組織からの幹細胞回収効率を上げるための細胞死抑制薬剤の利用

【課題】哺乳動物の遺体から幹細胞を採取する方法を提供する。
【解決手段】死後24時間以上経過した哺乳動物の遺体の移植細胞採取部位の体温が４℃〜３７℃、特に４℃〜２５℃である遺体の幹細胞、特に間葉系幹細胞、造血幹細胞、神経幹細胞、肝幹細胞、筋幹細胞および脂肪幹細胞からなる群から選ばれる少なくとも一種である幹細胞を含む組織を取り出し、該組織から幹細胞を分離し、該幹細胞をアポトーシス阻害剤、特にカスベースインヒビターで処理することを特徴とする幹細胞を調製する方法。

【発明の詳細な説明】
【技術分野】
【０００１】
本発明は、ヒトの遺体から幹細胞を取り出す技術に関し、特に非冷凍保存条件下で24時間以上経過した遺体から幹細胞を調製する方法に関する。
【背景技術】
【０００２】
幹細胞は、細胞移植治療や人工皮膚、人工臓器構築、あるいは疾患の治療のための有用な材料である。
【０００３】
これまで組織から幹細胞を採取する場合には、組織切片を切り出してすぐ細胞抽出操作を行っていた。またそれが不可能な場合は出来るかぎり早く組織を氷冷するか、または凍結することが必要と考えられていた（非特許文献1〜3）。特に、幹細胞の採取対象が遺体の場合には、遺体全体を死後ただちに冷蔵するか、組織を切り出して凍結していた。このような処置を献体者の死後すみやかに行う事は、遺族感情や病院の体制からして実施困難である。従って、少数の実験的な試みを除き、遺体からの幹細胞の回収は行われていないのが実情である。

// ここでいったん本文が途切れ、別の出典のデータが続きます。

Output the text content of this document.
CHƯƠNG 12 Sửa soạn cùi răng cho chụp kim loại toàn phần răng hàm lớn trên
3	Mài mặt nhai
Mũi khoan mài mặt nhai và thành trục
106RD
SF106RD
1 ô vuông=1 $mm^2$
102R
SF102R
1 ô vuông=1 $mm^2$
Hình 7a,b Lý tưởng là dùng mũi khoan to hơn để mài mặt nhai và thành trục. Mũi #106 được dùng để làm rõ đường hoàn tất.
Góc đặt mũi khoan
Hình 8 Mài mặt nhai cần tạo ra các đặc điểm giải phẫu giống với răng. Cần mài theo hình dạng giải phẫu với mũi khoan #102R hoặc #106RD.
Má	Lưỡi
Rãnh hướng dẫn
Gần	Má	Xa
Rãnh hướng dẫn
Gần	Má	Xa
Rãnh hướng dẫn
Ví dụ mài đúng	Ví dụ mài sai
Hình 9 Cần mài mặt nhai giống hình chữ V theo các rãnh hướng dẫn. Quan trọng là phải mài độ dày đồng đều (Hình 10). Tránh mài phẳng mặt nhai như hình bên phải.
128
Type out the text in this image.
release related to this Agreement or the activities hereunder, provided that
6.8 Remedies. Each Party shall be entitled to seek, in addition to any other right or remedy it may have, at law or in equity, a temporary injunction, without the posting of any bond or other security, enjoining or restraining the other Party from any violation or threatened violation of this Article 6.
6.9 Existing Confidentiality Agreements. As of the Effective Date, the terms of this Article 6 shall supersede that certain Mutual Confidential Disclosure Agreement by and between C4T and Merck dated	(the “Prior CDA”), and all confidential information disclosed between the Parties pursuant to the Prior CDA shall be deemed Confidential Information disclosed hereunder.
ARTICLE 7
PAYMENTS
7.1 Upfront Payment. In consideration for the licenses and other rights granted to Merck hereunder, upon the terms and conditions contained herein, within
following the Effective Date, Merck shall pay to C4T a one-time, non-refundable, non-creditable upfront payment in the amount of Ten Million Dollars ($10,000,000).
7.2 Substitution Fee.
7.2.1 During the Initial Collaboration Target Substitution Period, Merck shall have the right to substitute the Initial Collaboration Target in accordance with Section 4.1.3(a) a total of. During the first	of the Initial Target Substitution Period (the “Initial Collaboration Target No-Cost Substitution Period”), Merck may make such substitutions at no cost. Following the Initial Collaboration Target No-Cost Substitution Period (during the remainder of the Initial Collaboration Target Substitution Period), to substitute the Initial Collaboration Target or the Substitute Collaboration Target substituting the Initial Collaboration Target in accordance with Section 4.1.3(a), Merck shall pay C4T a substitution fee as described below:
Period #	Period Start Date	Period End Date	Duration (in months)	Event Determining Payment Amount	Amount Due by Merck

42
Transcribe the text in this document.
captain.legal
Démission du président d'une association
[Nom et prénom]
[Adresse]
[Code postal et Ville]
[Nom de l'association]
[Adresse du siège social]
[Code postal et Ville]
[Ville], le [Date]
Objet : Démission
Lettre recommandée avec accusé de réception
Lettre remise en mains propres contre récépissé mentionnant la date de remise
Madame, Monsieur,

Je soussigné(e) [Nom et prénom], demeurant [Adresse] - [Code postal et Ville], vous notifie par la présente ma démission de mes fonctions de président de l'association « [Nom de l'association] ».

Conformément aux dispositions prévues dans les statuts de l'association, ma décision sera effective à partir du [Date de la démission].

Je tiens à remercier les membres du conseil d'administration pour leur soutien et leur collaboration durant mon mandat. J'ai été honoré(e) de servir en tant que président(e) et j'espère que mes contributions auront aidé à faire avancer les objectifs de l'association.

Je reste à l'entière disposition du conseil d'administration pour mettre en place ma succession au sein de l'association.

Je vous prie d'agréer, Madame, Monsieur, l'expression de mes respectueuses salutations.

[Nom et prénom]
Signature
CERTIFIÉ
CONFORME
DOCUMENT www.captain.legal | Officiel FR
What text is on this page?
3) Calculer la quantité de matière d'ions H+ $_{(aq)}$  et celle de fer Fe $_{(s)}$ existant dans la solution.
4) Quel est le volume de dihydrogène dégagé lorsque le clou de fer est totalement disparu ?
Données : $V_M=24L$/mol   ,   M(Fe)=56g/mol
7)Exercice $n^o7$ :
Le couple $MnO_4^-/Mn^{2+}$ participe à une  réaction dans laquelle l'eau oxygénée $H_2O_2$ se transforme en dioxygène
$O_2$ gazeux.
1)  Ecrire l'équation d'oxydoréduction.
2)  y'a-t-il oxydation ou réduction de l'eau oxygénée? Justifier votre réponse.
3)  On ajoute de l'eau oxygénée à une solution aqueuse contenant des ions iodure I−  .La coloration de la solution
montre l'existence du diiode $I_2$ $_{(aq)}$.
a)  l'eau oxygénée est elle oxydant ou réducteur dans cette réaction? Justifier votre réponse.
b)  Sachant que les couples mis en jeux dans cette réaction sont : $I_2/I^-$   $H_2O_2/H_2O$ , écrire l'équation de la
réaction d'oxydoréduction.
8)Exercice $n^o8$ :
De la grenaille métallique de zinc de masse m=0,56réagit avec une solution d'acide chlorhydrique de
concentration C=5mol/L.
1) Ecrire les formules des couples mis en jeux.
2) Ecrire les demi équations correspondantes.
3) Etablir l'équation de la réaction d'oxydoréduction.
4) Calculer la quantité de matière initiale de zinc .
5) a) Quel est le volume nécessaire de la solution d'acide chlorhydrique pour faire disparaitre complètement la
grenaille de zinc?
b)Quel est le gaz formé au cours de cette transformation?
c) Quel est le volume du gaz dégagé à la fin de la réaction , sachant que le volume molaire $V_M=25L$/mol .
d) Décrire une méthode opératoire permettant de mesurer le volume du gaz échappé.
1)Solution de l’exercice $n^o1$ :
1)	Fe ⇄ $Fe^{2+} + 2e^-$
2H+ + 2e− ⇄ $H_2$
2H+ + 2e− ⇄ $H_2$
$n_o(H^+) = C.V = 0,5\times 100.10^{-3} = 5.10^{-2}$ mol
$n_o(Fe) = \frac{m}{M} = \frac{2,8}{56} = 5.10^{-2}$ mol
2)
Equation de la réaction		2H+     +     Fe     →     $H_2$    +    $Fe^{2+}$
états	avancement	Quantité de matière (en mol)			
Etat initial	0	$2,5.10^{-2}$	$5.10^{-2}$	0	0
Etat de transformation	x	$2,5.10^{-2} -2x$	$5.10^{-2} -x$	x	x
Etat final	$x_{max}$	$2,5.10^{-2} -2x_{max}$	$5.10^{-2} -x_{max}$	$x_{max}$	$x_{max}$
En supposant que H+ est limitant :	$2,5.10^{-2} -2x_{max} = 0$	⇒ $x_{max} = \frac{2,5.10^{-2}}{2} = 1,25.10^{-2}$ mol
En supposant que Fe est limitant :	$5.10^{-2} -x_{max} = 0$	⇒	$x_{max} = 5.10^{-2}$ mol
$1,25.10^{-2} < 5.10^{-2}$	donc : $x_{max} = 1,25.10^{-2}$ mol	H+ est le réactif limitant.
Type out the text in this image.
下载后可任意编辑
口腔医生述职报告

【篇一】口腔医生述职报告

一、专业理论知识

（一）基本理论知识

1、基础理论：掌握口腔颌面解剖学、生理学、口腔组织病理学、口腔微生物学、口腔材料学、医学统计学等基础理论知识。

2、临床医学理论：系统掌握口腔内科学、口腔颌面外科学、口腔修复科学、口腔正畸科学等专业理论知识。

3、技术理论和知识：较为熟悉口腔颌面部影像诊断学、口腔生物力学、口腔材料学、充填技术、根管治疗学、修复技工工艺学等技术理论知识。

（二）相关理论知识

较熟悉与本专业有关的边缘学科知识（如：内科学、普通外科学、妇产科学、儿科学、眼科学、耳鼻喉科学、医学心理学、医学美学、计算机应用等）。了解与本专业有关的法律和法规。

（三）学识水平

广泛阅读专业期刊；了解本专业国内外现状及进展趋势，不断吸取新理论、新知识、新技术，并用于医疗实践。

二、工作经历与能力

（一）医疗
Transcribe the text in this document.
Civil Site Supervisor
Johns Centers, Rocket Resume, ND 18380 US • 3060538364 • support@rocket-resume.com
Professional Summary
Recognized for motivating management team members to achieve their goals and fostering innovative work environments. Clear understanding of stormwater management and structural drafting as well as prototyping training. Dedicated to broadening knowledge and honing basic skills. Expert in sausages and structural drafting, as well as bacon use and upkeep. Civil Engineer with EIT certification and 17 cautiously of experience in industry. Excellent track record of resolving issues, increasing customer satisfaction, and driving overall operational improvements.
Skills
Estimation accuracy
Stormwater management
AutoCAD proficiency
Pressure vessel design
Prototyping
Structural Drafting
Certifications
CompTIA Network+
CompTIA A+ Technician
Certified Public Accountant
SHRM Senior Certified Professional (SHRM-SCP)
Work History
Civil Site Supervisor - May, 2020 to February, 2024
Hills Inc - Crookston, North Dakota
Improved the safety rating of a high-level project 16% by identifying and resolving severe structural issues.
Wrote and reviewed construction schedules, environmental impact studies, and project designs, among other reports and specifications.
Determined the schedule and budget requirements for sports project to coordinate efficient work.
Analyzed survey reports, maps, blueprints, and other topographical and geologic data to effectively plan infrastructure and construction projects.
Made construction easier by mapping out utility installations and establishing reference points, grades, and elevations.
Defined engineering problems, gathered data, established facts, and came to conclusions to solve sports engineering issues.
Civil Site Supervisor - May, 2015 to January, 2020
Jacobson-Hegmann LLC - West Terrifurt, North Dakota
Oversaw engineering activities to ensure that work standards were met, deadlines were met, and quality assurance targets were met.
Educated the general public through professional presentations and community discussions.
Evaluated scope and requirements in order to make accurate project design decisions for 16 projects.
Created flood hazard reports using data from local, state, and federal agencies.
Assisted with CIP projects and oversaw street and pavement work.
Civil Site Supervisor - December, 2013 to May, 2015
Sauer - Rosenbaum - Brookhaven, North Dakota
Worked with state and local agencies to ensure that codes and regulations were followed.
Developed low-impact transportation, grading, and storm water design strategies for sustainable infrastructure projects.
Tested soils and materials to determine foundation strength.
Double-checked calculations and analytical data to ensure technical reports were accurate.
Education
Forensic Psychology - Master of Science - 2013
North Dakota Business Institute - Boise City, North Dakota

【非特許文献１】Palmer, T. D., Schwartz, P. H., Taupin, P., Kaspar, B., Stein, S. A., Gage, F. H. 2001. Progenitor cells from human brain after death. Nature 411: 42-43.
【非特許文献２】Dietrich, J., Noble, M., and Mayer-Proschel, M. 2002. Charactererization of A2B5+ glialprecursor cells from cryopreserved human fetal brain progenitor cells. Glia 40: 65-77.
【非特許文献３】Xu, Y., Kimura, K., Matsumoto, N., and Ide, C. 2003. Isolation of neural stem cells from the forebrain of deceased early postnatal and adult rats with protracted post-mortem intervals. J. Neurosci. Res. 74: 533-540.
【発明の開示】
【発明が解決しようとする課題】
【０００４】
本発明は、ヒトの遺体から効率的に幹細胞を調製する技術を確立することを目的とし、特に、死後２４時間以内に幹細胞が存在する部位において室温程度あるいはそれ以上の温度下に比較的長時間放置された遺体から幹細胞を調製する技術を提供することを目的とする。
【課題を解決するための手段】
【０００５】
遺体は、死後２４時間経過すると火葬が許可され、幹細胞の取得も許容される。
【０００６】
従来、遺体からの幹細胞の取得のためには、死後直ちに遺体を冷却あるいは凍結することが必要と考えられていた。
【０００７】
本発明者は、遺体からの死後２４時間以上経過後の幹細胞の取得を試み、遺体の移植細胞採取部位の体温が４℃〜３７℃の範囲であれば、死後２４時間経過後であっても、アポトーシス阻害剤で幹細胞を処理することにより、十分な量の幹細胞が得られることを見出し、本発明を完成した。
【０００８】
本発明は、以下の幹細胞の調製方法に関する。
１．死後24時間以上経過した哺乳動物の遺体から幹細胞を含む組織を取り出し、該組織から幹細胞を分離し、該幹細胞をアポトーシス阻害剤で処理することを特徴とする幹細胞を調製する方法。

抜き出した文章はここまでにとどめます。